One Nash Equilibrium

  1. The business cannot expect customer loyalty. Get as much out of him/her as you can while you can.
  2. The customer sees the business trying to exploit him/her as much as possible as quickly as possible. The customer feels no loyalty.
  3. Go to 1.

Charities can operate much the same way: past donors are likely future donors, but someone who is “thinking about donating” will probably still be thinking about it a year from now. Keep returning to that well.

As a blood donor, I am troubled.

: Zubon

4 thoughts on “One Nash Equilibrium”

  1. The firms I have worked for see their reputation as a huge asset. Some are just better at building their business around cultivating that asset than others. Trying to fool all of the people all of the time is simply not good risk management. Corporations who agree with your premise #1 are more likely to implode, and rightly so.

    With any Nash equilibrium, it is important to understand all of the assumptions made. The archetypal prisoner’s dilemma, for example, assumes a lot about the character and circumstances of the prisoners that simply does not pan out in reality in many, if not most, cases. Game theory models with a lot of unspoken assumptions say as much or more about the philosophical beliefs of the mathematician than about the human behavior that the model presumes to model. I get the same vibe from your proposed equilibrium.

    1. You do get an even more complex situation when you consider how many players move between games often, frequently feeling dissatisfied, and will approach a new game according to Zubon’s number two principle even before they see any evidence of number one in that particular site. That puts a new game company in a difficult position.

  2. That could well be a Nash Equilibrium. But that doesn’t mean there aren’t multiple Nash Equilibria in that game. I.e. it could be more Stag Hunt than Prisoner’s Dilemma.

    I can imagine another stable equilibria whereby the company expects loyalty, and rewards it in a costly way. Meanwhile the customer receives the reward and provides loyalty, and the payoff for the company is greater than the cost of rewarding loyalty.

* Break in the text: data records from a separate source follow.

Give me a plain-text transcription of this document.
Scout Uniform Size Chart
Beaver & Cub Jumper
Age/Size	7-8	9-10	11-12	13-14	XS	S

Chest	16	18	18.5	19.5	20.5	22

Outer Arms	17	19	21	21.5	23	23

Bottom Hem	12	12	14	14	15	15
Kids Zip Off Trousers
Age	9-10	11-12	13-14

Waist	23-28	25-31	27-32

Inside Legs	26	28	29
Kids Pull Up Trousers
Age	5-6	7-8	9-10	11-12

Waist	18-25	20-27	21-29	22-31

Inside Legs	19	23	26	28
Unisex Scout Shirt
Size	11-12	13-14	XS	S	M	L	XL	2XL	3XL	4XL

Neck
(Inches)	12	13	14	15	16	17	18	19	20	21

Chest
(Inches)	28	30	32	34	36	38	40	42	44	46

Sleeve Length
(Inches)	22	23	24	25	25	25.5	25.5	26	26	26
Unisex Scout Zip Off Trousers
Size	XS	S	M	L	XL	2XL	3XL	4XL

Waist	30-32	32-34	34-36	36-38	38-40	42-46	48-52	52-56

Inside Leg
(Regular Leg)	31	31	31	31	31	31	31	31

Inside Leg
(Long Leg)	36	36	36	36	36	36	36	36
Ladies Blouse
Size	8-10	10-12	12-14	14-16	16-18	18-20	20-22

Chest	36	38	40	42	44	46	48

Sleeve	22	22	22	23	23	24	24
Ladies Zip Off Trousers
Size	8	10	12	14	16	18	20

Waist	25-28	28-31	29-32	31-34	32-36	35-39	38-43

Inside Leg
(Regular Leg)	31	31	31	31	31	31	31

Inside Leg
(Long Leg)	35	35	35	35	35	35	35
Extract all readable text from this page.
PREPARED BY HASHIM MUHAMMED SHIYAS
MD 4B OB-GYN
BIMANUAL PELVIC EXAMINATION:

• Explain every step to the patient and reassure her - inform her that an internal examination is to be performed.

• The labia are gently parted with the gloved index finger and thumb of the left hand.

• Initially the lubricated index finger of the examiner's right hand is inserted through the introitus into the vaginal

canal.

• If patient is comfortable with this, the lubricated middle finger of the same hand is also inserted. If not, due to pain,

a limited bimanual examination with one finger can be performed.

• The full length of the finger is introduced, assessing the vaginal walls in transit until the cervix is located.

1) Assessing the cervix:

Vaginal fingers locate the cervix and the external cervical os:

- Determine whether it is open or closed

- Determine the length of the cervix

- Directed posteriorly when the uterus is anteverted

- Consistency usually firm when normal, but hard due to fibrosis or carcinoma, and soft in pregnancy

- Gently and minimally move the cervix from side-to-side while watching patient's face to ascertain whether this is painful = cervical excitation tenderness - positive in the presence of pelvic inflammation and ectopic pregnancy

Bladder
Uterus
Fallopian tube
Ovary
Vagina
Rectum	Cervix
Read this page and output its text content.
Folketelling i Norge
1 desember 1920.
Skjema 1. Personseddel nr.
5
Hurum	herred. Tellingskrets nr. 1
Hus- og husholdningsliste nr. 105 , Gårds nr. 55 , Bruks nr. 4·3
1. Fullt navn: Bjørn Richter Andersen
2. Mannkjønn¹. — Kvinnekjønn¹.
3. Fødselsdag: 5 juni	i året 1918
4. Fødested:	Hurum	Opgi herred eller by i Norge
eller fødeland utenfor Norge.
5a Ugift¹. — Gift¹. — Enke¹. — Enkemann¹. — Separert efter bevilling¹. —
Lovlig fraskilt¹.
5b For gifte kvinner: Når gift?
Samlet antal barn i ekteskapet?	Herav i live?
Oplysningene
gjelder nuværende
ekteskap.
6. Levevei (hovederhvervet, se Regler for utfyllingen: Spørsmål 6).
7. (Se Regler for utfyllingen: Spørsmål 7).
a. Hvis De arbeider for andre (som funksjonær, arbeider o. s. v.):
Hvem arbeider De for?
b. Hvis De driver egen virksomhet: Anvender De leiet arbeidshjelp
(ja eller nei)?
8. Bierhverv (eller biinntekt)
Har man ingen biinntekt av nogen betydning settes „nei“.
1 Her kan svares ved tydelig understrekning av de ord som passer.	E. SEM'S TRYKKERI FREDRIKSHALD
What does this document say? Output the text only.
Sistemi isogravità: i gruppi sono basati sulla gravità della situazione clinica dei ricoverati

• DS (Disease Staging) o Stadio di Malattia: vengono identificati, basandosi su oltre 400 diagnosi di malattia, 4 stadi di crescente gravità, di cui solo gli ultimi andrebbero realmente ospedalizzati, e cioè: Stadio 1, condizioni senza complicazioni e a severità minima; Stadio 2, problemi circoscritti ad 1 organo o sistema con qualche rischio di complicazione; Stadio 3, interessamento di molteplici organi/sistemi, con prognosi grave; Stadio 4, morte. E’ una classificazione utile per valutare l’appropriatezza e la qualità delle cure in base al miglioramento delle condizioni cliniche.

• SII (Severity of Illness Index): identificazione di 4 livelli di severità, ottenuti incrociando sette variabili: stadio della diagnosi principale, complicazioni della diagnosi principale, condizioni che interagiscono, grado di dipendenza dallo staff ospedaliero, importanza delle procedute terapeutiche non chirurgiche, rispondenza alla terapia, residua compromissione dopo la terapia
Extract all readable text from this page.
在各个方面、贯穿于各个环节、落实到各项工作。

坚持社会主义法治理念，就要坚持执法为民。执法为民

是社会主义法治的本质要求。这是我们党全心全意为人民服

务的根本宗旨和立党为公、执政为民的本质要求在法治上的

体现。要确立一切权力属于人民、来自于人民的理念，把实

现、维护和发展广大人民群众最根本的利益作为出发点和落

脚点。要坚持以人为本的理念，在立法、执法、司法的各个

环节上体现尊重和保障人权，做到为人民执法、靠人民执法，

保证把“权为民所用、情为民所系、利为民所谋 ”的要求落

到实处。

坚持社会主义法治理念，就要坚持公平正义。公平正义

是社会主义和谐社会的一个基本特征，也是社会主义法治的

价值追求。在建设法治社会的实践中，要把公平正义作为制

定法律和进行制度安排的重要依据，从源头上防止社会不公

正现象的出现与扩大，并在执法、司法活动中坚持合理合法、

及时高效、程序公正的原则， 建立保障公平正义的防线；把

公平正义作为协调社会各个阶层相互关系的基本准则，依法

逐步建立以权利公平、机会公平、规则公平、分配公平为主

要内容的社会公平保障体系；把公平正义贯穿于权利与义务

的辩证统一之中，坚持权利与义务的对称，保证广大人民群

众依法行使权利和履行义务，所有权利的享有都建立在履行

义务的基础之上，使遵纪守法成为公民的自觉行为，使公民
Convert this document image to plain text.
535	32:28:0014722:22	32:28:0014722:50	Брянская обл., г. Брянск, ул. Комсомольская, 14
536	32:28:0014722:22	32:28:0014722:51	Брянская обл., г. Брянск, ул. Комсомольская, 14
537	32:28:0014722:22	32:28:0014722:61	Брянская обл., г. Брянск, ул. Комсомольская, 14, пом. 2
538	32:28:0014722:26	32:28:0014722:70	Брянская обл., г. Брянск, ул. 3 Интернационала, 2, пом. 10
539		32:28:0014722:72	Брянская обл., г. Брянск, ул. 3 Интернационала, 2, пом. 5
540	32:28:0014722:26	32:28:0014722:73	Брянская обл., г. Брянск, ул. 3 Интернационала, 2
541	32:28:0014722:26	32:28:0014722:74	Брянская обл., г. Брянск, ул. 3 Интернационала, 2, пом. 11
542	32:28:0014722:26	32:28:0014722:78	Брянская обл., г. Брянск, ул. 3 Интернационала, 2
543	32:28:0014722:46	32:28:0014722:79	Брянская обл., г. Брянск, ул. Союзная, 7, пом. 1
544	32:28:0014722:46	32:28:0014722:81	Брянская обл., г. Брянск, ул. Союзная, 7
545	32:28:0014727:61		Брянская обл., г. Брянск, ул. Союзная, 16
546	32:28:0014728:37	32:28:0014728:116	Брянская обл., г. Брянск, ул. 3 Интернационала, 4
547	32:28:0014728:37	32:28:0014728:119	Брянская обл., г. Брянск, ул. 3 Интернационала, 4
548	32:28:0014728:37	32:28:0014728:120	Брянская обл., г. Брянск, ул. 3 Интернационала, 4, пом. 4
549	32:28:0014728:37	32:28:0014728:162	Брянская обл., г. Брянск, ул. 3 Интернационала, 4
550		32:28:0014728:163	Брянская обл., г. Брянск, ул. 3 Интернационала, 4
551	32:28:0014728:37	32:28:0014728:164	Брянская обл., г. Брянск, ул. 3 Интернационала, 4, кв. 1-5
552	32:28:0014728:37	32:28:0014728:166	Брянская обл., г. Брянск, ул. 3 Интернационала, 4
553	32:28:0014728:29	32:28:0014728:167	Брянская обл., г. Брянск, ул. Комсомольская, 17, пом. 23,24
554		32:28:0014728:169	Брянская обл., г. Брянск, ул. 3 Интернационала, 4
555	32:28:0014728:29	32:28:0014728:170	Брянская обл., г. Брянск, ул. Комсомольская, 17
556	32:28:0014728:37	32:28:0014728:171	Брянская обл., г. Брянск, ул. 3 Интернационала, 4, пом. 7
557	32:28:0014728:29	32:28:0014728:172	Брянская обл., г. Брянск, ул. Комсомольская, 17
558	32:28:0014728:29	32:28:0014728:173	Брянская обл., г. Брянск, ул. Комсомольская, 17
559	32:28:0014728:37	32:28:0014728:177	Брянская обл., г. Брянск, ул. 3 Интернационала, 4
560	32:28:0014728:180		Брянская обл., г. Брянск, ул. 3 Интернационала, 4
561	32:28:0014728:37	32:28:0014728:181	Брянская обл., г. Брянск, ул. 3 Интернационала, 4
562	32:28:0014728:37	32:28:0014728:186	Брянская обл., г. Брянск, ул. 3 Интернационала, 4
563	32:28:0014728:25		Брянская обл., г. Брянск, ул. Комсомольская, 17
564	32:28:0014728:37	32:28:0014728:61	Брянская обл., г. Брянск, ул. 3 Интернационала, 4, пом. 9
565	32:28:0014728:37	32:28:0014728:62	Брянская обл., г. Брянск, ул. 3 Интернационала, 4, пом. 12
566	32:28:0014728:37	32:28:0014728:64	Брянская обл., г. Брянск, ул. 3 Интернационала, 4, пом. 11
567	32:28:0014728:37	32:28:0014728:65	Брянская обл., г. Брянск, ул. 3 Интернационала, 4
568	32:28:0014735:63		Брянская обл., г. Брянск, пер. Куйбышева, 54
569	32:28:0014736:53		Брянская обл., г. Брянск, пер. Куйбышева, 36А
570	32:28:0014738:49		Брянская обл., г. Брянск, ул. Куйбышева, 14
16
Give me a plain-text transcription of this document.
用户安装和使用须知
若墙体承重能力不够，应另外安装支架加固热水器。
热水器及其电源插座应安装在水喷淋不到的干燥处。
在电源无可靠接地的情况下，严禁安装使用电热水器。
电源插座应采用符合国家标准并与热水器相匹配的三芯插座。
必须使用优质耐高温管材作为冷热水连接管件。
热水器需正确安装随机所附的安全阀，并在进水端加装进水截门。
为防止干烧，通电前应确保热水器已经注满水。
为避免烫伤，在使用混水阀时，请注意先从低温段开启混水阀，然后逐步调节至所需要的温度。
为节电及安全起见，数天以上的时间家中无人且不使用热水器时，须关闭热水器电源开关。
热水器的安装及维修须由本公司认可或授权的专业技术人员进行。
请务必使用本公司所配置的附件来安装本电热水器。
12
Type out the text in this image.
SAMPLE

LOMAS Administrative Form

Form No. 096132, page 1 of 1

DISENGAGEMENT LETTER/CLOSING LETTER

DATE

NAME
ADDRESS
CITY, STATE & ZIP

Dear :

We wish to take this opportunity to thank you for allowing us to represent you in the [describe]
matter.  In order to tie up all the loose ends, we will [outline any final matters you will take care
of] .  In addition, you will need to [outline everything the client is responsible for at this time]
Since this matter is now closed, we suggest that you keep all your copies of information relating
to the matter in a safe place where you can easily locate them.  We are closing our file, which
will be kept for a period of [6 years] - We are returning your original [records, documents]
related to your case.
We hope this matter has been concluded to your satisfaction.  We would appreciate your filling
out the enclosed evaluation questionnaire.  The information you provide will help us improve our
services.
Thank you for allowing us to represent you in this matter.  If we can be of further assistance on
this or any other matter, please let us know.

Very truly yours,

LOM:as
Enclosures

Everybody wins.

    The problem is the fitness valley between the two equilibria, so getting from the low payoff equilibria to the high payoff equilibria is tough journey – perhaps requiring one party to have sufficient faith in the other to push things up to the new level.

    So the problem is not only the existence of the sub-optimal equilibria, but the reluctance of companies and customers who are willing to place trust in the other.

    1. Very good. The other equilibrium exists, successfully in many places, but you can’t jump halfway across that valley.